I turn it on if light is off and then create scene.

  alias: FB Gol Atarsa Işık Yanıp Sönsün OFF
description: Fenerbahçe gol attığında lambayı flash yap
trigger:
  - platform: state
    entity_id:
      - sensor.team_tracker
    attribute: team_score
condition:
  - condition: template
    value_template: >-
      {{ trigger.to_state.attributes.team_score | int >
      (trigger.from_state.attributes.team_score | int ) }}
  - condition: state
    entity_id: light.oturma_kapi_isik
    state: "off"
action:
  - service: light.turn_on
    data: {}
    target:
      entity_id: light.oturma_kapi_isik
  - service: scene.create
    data:
      scene_id: before
      snapshot_entities: light.oturma_kapi_isik
  - repeat:
      count: 2
      sequence:
        - service: light.turn_on
          data:
            color_name: yellow
          target:
            entity_id: light.oturma_kapi_isik
        - delay:
            hours: 0
            minutes: 0
            seconds: 1
            milliseconds: 0
        - service: light.turn_on
          data:
            color_name: navyblue
          target:
            entity_id: light.oturma_kapi_isik
        - delay:
            hours: 0
            minutes: 0
            seconds: 1
            milliseconds: 0
  - service: scene.turn_on
    target:
      entity_id: scene.before
    data: {}
  - service: light.turn_off
    data: {}
    target:
      entity_id: light.oturma_kapi_isik
  - service: scene.reload
    data: {}
mode: single


1 Like

Very interesting.

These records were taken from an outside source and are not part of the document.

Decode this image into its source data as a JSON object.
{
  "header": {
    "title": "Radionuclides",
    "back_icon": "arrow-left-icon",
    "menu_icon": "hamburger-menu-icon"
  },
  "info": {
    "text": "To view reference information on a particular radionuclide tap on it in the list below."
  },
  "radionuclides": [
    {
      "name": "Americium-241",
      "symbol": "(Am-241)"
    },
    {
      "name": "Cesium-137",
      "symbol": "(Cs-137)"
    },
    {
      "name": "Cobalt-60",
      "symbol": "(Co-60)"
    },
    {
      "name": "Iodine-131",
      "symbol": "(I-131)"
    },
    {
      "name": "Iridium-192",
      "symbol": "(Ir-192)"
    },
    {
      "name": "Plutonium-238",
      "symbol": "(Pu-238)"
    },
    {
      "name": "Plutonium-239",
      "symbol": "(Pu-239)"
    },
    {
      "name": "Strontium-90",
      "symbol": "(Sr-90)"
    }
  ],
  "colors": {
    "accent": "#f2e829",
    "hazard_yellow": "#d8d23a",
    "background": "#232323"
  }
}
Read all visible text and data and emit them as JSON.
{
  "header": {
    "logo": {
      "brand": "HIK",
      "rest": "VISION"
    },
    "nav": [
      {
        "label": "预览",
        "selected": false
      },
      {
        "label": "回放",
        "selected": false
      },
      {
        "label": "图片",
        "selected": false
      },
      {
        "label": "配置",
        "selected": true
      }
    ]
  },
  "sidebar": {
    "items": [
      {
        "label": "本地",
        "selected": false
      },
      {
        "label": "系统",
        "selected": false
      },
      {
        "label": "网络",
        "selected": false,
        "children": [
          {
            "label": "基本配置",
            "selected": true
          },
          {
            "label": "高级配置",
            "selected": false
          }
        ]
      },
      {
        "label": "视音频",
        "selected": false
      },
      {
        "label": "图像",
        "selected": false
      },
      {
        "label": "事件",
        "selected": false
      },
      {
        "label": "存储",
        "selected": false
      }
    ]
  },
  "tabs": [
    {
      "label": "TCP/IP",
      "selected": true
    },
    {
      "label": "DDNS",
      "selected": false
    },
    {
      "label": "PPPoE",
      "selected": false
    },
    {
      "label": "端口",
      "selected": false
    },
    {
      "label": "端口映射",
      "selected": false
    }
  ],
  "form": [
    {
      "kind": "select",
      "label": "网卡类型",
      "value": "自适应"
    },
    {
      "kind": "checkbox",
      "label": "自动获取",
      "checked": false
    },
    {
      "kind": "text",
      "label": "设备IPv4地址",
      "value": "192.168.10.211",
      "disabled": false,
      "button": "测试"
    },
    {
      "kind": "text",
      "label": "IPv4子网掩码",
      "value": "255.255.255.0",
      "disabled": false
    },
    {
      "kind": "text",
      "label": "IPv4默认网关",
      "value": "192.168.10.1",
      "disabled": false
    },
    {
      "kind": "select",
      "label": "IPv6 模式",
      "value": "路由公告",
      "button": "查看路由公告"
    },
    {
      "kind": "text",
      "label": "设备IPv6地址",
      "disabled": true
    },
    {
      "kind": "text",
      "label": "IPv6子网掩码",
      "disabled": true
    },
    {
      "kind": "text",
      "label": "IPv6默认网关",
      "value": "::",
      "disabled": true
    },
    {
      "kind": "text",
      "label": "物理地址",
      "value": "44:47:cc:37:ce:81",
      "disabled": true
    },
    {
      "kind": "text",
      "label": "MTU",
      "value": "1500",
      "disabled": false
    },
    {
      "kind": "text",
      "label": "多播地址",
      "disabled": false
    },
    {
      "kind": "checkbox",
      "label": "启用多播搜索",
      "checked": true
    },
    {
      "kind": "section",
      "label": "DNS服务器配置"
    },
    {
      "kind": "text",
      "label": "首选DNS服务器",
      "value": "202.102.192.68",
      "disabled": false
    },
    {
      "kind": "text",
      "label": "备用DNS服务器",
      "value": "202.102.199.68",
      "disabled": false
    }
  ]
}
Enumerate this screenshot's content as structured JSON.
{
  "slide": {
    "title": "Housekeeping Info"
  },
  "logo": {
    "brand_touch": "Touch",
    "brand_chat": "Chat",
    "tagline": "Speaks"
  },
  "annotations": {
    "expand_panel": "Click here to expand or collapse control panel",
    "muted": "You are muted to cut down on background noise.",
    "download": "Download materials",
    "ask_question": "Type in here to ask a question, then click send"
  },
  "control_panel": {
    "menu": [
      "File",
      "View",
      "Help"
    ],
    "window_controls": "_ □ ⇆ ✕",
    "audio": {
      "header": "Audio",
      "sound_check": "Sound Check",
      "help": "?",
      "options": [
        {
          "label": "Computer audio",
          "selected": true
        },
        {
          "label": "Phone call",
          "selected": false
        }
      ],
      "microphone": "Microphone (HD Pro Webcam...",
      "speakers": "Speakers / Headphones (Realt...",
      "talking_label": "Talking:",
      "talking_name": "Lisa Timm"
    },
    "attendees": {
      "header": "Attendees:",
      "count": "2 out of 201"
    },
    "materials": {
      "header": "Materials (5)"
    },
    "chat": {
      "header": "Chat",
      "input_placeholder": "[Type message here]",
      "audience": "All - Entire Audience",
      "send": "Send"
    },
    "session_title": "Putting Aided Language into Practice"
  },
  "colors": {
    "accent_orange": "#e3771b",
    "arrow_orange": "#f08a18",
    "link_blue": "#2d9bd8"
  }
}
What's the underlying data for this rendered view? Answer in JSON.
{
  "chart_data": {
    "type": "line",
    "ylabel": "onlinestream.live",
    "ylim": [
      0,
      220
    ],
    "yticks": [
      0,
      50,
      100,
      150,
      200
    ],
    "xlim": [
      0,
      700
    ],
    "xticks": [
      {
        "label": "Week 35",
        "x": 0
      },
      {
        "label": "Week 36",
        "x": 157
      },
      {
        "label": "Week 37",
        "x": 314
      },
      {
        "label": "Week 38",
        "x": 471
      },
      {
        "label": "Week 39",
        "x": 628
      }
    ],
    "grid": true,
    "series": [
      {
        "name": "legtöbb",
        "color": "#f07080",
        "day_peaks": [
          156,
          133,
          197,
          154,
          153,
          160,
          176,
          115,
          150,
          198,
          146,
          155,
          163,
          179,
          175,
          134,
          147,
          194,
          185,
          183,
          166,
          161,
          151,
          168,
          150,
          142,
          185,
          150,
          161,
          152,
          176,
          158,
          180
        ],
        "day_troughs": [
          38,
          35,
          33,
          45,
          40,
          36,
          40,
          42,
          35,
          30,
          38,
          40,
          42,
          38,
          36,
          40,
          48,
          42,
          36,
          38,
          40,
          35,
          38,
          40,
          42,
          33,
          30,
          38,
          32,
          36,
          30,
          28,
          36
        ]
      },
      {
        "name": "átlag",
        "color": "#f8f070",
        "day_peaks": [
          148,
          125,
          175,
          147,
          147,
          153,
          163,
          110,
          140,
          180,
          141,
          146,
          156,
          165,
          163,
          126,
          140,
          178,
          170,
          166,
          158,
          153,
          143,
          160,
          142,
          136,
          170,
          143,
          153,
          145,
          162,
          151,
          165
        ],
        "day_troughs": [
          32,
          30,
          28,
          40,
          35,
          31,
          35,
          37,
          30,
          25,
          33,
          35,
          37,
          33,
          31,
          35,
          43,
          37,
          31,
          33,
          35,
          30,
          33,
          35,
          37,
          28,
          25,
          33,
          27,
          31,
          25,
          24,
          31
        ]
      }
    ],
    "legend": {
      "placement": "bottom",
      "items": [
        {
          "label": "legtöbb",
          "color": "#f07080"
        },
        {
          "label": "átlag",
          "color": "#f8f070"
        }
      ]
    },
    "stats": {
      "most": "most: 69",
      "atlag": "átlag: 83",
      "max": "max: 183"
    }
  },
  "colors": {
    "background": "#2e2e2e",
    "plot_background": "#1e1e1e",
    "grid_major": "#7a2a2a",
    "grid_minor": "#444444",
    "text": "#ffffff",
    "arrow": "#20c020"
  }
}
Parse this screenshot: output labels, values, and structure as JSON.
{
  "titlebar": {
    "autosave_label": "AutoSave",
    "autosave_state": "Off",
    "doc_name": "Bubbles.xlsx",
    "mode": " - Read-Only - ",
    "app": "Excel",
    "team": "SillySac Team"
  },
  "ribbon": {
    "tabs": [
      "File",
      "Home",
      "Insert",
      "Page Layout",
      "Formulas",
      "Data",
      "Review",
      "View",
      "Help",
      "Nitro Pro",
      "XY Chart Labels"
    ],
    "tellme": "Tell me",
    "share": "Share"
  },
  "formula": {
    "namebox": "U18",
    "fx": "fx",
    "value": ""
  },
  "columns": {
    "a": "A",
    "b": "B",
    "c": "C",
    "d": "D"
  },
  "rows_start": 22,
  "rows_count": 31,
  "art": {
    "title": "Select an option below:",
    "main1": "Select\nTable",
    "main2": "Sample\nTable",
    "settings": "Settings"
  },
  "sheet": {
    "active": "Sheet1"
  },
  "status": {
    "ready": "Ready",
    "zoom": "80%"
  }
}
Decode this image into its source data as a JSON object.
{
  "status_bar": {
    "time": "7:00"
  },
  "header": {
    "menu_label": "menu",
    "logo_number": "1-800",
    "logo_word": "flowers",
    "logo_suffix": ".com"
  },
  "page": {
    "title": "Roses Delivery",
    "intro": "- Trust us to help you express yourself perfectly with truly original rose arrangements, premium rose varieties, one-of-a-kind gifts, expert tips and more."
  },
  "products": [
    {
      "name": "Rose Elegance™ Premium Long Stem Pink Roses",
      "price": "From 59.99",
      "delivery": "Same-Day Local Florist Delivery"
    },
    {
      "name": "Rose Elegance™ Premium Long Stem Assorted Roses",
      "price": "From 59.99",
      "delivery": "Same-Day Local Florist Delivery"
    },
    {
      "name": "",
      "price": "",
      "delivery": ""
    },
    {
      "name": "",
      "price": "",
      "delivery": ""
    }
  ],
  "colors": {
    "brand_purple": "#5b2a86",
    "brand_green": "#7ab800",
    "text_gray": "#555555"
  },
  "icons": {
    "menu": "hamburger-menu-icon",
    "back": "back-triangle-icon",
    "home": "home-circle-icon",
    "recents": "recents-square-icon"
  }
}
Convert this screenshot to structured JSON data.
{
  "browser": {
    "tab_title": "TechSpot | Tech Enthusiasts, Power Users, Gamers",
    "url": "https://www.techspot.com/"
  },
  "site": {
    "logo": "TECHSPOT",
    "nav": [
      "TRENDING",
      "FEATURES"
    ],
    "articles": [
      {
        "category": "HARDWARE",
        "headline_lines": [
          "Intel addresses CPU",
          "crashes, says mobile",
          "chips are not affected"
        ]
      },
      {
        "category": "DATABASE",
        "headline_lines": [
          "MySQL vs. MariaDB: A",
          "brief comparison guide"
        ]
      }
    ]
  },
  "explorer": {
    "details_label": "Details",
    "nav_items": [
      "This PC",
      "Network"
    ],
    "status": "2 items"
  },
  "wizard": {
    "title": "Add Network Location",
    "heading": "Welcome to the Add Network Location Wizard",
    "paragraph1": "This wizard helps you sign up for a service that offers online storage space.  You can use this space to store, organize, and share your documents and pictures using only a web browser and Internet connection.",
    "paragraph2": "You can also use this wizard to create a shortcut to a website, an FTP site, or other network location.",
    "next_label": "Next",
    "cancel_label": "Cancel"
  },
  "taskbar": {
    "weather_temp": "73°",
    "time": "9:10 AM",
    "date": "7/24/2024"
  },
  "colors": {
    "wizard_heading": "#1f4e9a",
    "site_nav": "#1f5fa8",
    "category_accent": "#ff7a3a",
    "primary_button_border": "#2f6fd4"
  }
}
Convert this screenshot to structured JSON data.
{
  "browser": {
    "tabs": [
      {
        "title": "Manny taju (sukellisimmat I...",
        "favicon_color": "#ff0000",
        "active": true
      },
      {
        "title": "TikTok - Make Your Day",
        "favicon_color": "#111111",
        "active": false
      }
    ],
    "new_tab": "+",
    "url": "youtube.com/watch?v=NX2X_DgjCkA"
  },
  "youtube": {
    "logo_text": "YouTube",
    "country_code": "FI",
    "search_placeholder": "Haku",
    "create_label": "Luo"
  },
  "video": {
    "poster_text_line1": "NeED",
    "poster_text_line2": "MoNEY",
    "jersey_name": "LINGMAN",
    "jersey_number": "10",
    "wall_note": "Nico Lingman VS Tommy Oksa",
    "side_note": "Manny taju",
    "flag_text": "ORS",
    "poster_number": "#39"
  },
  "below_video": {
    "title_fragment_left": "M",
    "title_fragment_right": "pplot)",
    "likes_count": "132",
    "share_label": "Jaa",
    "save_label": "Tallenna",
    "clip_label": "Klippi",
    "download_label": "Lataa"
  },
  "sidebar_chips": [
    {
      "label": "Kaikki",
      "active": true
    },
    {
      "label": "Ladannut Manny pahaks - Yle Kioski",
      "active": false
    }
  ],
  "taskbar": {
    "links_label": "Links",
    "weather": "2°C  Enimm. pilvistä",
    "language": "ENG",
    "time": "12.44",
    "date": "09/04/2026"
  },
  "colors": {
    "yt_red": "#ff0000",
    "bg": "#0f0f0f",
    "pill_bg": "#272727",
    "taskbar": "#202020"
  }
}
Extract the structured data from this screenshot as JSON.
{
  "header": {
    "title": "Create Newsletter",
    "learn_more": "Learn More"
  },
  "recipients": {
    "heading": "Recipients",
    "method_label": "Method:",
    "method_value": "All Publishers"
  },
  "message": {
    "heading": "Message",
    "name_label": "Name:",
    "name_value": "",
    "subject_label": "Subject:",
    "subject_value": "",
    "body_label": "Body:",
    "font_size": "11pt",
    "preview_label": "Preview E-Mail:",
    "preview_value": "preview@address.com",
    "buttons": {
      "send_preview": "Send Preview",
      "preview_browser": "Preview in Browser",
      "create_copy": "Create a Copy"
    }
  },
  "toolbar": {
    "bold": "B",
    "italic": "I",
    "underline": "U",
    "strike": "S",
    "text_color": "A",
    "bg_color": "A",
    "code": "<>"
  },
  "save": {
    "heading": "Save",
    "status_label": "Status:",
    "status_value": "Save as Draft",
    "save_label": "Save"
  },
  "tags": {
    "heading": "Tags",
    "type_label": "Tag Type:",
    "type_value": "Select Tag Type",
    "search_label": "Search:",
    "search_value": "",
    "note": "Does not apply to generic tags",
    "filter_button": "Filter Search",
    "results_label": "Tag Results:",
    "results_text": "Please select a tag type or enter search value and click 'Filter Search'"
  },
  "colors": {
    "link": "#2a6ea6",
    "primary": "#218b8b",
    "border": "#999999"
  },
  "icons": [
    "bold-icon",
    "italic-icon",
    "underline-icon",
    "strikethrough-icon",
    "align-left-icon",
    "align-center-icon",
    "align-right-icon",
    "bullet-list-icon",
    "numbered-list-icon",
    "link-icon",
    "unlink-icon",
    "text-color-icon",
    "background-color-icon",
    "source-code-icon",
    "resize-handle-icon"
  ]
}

I think that this explains some of my (haunted) problems.

I have a porch light which is automated to come on a sunset and turn off at 22:30. It’s brightness is set by a light-sensor so that the brightness increases over time, as needed.
I also have a porch door sensor which when triggered will turn the porch light at max brightness for a duration of 2 mins and then afterwards restore the “scene: before” but was acting oddly as the light was getting stuck in a max brightness state.

I now understand that if somebody opens the porch door twice during that two minute period, scene.create will be run twice, with the second run gathering the state of the light at max brightness preventing the light from returning back to the original state which was set by the light-sensor.
I think that the solution proposed to you by CentralCommandMike will also fix my problem, but I worry that I’ll end up with a scene snapshot for each door-open command unless I somehow perform a scene: reload to clear out the history… but I’ll give it a try!

It is what I need now. Can you please explain it again? What is the order of doing it? Currently, I just create a snapshot named scene.before_on and load it at the end and have the problem like the OP that the colors have changed. So I can let this be like it is as I understand you. Then I turn the lights on shortly and create another snapshot.

Then I would do what I want like flashing all the lights in different colors. Then activate the after_on scene to get the colors back and activate the before_on scene to get them off again.

Not sure to follow what you want to achieve.
To solve the OP, you would have to do the following:

  • create a scene to capture current state of light(s) (on/off)
  • on the light(s) without any data, only target
  • create another scene to capture the color of the light(s) before operation(s)
  • do whatever you like with the light(s)
  • restore the “color” scene: so when on again it will be the color you like
  • restore the “state” scene: what was on (resp. off) is back on (resp. off),

It is not perfect as it will not on to the right color, what the OP wanted, but it is one way to do it.

1 Like

One thing I don’t understand… Why does it capture the brightness then?

  1. Light is ON at 80% brightness blue
  2. I turn OFF the light
  3. I capture the scene (scene.create)
  4. I turn on the light, set color to red, set brightness to 50%
  5. I restore the scene (light turns OFF)
  6. I turn ON the light: brightness is 80% (correct), color is… red (supposed to be blue) => brightness is captured, color is not.

I’d assume that if “it doesn’t have a color to restore to” it should also not have brightness “to restore to”. BTW, both values are null in the States panel, when the lightbulb is OFF.

It doesn’t. It never has. It’s a common problem, you seem to be the only person it doesn’t run into that.